Variation in stem bark conductance to water vapor in Neotropical plant species

Bark conductance to water vapor (gbark) is an important determinant of drought tolerance in tropical plants. Examining species differences in bark conductance can provide useful information about the resilience of tropical trees to ongoing climate change. Values of gbark are positively related to stem photosynthetic rate in desert species, showing that increased stem photosynthesis capacity is associated with increased bark conductance to water vapor. We determined whether stem morphometric traits, bioclimatic variables (e.g., temperature and precipitation), and shared evolutionary history help explain variation in gbark among tropical plant species. We surveyed 94 species (90 trees and 4 liana species) from lowland and mid-elevation forests in Panama and estimated gbark, stem diameter, specific stem area, bark thickness, sapwood area, and bark and wood density. Climate data were extracted from CHELSA 2.1 and Instituto de Meteorología e Hidrología de Panamá.

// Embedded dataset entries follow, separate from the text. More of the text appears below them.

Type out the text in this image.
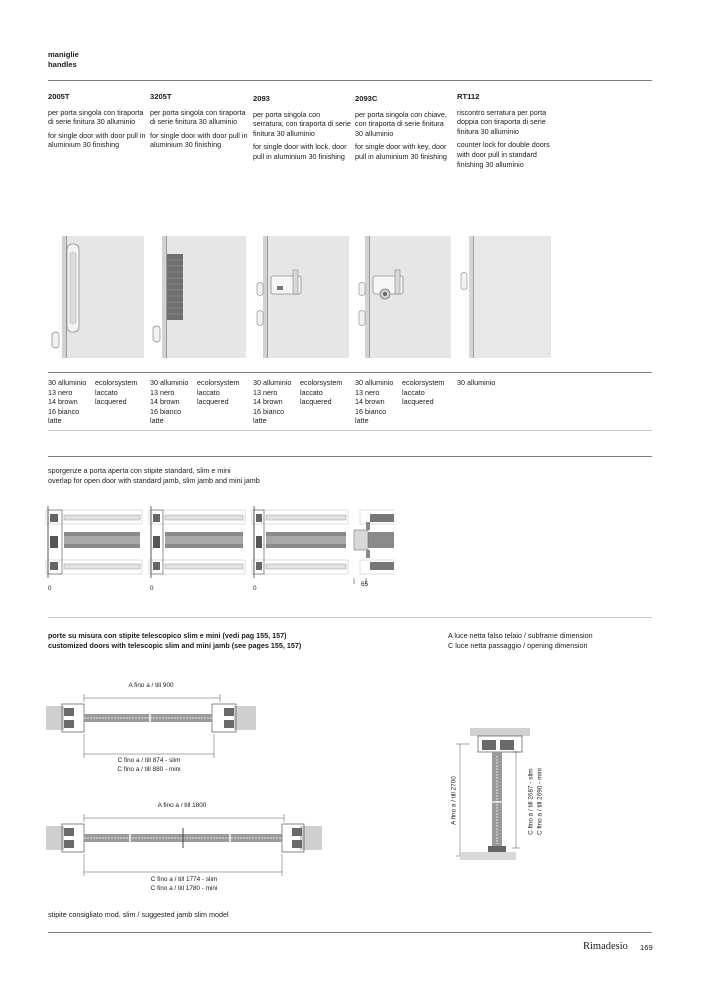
maniglie
handles
2005T
per porta singola con tiraporta di serie finitura 30 alluminio
for single door with door pull in aluminium 30 finishing
3205T
per porta singola con tiraporta di serie finitura 30 alluminio
for single door with door pull in aluminium 30 finishing
2093
per porta singola con serratura, con tiraporta di serie finitura 30 alluminio
for single door with lock, door pull in aluminium 30 finishing
2093C
per porta singola con chiave, con tiraporta di serie finitura 30 alluminio
for single door with key, door pull in aluminium 30 finishing
RT112
riscontro serratura per porta doppia con tiraporta di serie finitura 30 alluminio
counter lock for double doors with door pull in standard finishing 30 alluminio
30 alluminio
13 nero
14 brown
16 bianco
latte
ecolorsystem
laccato
lacquered
30 alluminio
13 nero
14 brown
16 bianco
latte
ecolorsystem
laccato
lacquered
30 alluminio
13 nero
14 brown
16 bianco
latte
ecolorsystem
laccato
lacquered
30 alluminio
13 nero
14 brown
16 bianco
latte
ecolorsystem
laccato
lacquered
30 alluminio
sporgenze a porta aperta con stipite standard, slim e mini
overlap for open door with standard jamb, slim jamb and mini jamb
0	0	0
65
porte su misura con stipite telescopico slim e mini (vedi pag 155, 157)
customized doors with telescopic slim and mini jamb (see pages 155, 157)
A luce netta falso telaio / subframe dimension
C luce netta passaggio / opening dimension
A fino a / till 900
C fino a / till 874 - slim
C fino a / till 880 - mini
A fino a / till 1800
C fino a / till 1774 - slim
C fino a / till 1780 - mini
A fino a / till 2700	C fino a / till 2687 - slim C fino a / till 2690 - mini
stipite consigliato mod. slim / suggested jamb slim model
Rimadesio 169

Phylogenetic signal was estimated using Blomberg’s K statistic and Pagel’s λ. Bark conductance decreased with an increase in bark thickness and relative bark thickness, and was positively related to mean annual precipitation and mean annual temperature. We also determined the temperature response of gbark of six plant species (five trees and one liana) from a lowland forest. In all six species, gbark decreased as air temperature increased from 20 to 50°C. There was a significant phylogenetic signal in gbark, with closely related species resembling each other more than distantly related species. We conclude that interspecific differences in gbark of Neotropical tree species depend on all three factors studied: stem morphometry, climate, and evolutionary history.